Più ti avvicini alla Russia e più il passato torna prepotentemente a
ricostruire scenari, appartenenze, identità. L’Unione Europea e la Nato
sono oggi per le Repubbliche baltiche quello che fu nel Trecento la Lega
anseatica: la casa comune dell’Occidente, alla quale questi popoli
sentono di appartenere.
Il miracolo di Tallin
Le torri di Tallin raccontano questa storia e guardano fiduciose verso
nord e verso ovest, in direzione di Finlandia, Svezia e Germania. Dalla
Scandinavia è arrivata la cambiale in bianco che i dirigenti estoni
hanno saputo incassare: in pochi anni hanno rimesso in moto la piccola
repubblica, curando la malata economia statalizzata con dosi da cavallo
di libero mercato. Nessun altro paese del vecchio blocco orientale ha
riformato così in fretta e così in profondità: e nessun paese è
cresciuto tanto rapidamente. L’Estonia avrebbe avuto le carte in regola
per entrare in Europa già anni fa: l’apertura del mercato ha attirato
l’interesse degli investitori stranieri, il sostenuto livello di
crescita quello degli economisti. Svedesi e finlandesi hanno allungato
le loro reti digitali, i tedeschi le rotte commerciali. L’Estonia ha
rafforzato la propria leadership all’interno delle tre Repubbliche
post-sovietiche trainando l’intera area verso Bruxelles. Orgoglio,
indipendenza, attivismo, modernità sembrano essere i marchi storici
dell’impresa baltica: la Lega anseatica del Ventunesimo secolo è
salpata, spostando verso nord-est il baricentro dell’Europa, quella
Nuova e quella Vecchia.
Sulle strade della Mitteleuropa
Più a sud non stanno proprio a guardare. Se il Baltico rinasce sulla
memoria dell’epopea anseatica, l’Europa di mezzo risorge su quella della
Mitteleuropa. Spazi austeri, case linde, odore di pulito, vociare
sommesso: benvenuti a Veszprem, nel cuore della Pannonia. A una manciata
di chilometri dal carnaio del lago Balaton, la Rimini ungherese dove le
famiglie tedesche dell’Est e dell’Ovest s’incontravano d’estate
approfittando del più tollerante comunismo kadariano, una collina si
staglia netta dal mare di spighe di grano. Lassù, isolata e algida, s’è
arroccata Veszprem, cittadina medievale che un recente restauro ha
restituito all’ammirazione dei visitatori. Stradine acciottolate, torri
panoramiche, palazzi imbiancati e chiese barocche fanno di questo
centro, ancora poco battuto dal turismo di massa, una vera e propria
perla che simboleggia la laboriosità del popolo ungherese. Gente solida
che non perde occasione per rimarcare l’antica appartenenza a uno spazio
geopolitico e culturale: l’Europa, loro, ce l’hanno nel sangue da
sempre.
La memoria di Budapest
Provare per credere: Budapest, l’impero austro-ungarico, la grande
tradizione ebraica, la musica etnica con artisti che hanno segnato la
scena folk continentale, Irén Lovász, Ferenc Sánta, Márta Sebestyén,
Ferenc Tobak e le sonorità gioiose o malinconiche della musica gitana.

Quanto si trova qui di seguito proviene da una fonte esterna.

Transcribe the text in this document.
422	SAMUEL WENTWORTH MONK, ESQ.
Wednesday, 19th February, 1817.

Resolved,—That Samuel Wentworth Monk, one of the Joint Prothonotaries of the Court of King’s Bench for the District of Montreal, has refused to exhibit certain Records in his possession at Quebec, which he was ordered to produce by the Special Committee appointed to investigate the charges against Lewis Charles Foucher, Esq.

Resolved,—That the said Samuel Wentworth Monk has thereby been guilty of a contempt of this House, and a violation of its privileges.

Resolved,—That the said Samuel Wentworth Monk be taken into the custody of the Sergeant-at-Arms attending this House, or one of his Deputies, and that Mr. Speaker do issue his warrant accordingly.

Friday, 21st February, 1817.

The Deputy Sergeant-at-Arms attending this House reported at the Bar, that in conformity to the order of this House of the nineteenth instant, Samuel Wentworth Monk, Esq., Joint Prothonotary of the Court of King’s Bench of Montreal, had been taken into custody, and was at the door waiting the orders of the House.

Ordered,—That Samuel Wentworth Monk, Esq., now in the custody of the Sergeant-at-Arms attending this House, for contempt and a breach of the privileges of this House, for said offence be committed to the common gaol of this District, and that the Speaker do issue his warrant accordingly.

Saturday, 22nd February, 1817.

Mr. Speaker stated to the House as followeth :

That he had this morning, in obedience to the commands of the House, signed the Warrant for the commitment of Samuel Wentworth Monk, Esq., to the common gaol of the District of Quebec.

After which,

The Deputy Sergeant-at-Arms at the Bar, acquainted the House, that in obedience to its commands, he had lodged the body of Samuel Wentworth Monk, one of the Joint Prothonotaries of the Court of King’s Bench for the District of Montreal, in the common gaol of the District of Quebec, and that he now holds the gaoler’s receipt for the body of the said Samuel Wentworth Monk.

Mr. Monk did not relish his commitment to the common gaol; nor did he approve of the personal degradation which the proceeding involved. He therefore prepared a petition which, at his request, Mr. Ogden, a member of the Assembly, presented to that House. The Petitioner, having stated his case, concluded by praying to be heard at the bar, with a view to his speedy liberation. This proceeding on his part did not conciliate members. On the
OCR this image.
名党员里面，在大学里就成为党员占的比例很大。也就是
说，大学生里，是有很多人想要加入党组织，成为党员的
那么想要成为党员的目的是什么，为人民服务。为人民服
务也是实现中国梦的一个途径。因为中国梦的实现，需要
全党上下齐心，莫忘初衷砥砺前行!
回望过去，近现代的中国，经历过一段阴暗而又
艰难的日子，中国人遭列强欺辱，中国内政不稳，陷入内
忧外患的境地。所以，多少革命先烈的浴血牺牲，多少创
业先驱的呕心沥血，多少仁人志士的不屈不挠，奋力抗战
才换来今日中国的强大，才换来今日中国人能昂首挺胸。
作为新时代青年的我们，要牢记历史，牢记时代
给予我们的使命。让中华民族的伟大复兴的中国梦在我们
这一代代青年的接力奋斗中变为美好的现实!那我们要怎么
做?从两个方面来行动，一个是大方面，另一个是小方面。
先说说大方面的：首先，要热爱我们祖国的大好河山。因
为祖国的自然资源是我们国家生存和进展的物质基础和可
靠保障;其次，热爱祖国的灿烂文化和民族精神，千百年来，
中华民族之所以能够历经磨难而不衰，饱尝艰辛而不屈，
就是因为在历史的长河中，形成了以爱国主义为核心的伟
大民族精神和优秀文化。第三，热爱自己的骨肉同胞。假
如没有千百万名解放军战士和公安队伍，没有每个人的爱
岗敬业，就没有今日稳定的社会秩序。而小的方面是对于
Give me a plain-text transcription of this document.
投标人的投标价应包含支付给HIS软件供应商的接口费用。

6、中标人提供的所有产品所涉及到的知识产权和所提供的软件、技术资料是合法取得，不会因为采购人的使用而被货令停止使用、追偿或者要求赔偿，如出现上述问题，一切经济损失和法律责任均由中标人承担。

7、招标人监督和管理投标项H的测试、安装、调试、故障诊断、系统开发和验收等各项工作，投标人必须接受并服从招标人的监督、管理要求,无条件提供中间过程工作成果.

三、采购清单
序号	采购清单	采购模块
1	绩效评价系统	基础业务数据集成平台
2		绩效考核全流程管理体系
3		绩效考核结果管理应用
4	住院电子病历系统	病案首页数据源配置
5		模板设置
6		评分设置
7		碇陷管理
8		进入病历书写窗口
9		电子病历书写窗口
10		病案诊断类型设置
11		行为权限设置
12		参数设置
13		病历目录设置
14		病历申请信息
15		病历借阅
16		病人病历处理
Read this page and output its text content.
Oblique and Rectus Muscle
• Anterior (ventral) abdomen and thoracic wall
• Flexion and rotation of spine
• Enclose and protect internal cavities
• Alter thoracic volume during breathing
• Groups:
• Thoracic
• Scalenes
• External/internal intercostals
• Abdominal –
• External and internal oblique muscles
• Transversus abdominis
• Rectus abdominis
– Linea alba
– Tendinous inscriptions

Il 1956, la rivolta di Budapest, il popolo in armi sceso per le strade a
combattere il comunismo in nome di un Occidente che non arrivò mai. Il
ricordo di quei morti e di quelle giornate è sobrio, senza eccessi:
qualche lapide nel centro commerciale, lumini accesi nei giorni
dell’anniversario, memoriali e bandiere nei pressi del bel palazzo del
Parlamento, che si specchia bianco e merlato nelle acque placide del
Danubio.
Il padre di tutti i fiumi
Il fiume d’Europa accompagna l’ascesa di Budapest al rango delle grandi
capitali del Continente. Il ponte delle catene, che lo solca con solida
eleganza, legando la metà storica di Buda con quella più moderna e
commerciale di Pest, osserva sfilare i bateau mouche illuminati,
traboccanti di turisti sognanti. L’Ungheria era già pronta a cavalcare
il mercato prima che il comunismo al goulash inventato da queste parti
implodesse senza lasciare rimpianti. Oggi Budapest offre il volto chic
di una sontuosa capitale d’Occidente: gli alberghi lussuosi hanno
occupato i più bei palazzi del lungofiume e le catene multinazionali del
Four Season o del Marriott gareggiano con hotel di charme come lo
storico Geller, che per reggere il passo ha da poco restaurato a suon di
miliardi la storica sala da bagno termale. I prezzi sono alle stelle, lo
shopping nelle eleganti vie del centro prosciuga le carte di credito.
Per trovare il benessere diffuso alla classe media, però, bisogna uscire
dalla cerchia dorata del centro storico e imboccare una di quelle
autostrade che portano alle città satellite. La tangenziale è un
susseguirsi di centri commerciali e shopping mall delle più grandi
catene francesi, tedesche, svedesi e americane. Vestiti, arredamento,
alimentari, computer, elettrodomestici, tutto è in vendita per la gioia
degli ungheresi che accorrono a frotte per partecipare alla grande sagra
del consumo. Non c’è nulla da spiegare a questa gente, il capitalismo lo
hanno nel dna, ancora pochi anni e da queste parti cominceranno a
guardare tutti dall’alto in basso.
Quanto è trendy Praga
La vulgata radical-chic ci ha raccontato in questi anni una Praga
devastata dall’orda capitalistica che l’avrebbe trasformata in una
Disneyland a cielo aperto, a uso e consumo del turismo di massa. Non ci
sarebbe più quella dolce e malinconica atmosfera dei tempi andati,
salvaguardata dalla glaciazione dell’era comunista una volta tanto
benefica, soppiantata dalla frenesia dei grupponi di viaggiatori mordi e
fuggi, dei fast food e dei negozi di souvenir, così uguali a quelli di
tante altre città. E invece le uniche devastazioni sono quelle lasciate
dalla spaventosa alluvione dell’estate 2002, quando l’acqua tracimò dai
timidi argini della Moldava e invase strade, piazze e palazzi. In un
anno, però, la città è risorta: i carpentieri hanno rimesso in piedi le
mura, gli imbianchini hanno restituito colore e lucentezza alle facciate
scrostate dall’umidità e Praga ha ripreso il suo volto elegante di
sempre come una dama vestita a festa nel giorno del suo matrimonio.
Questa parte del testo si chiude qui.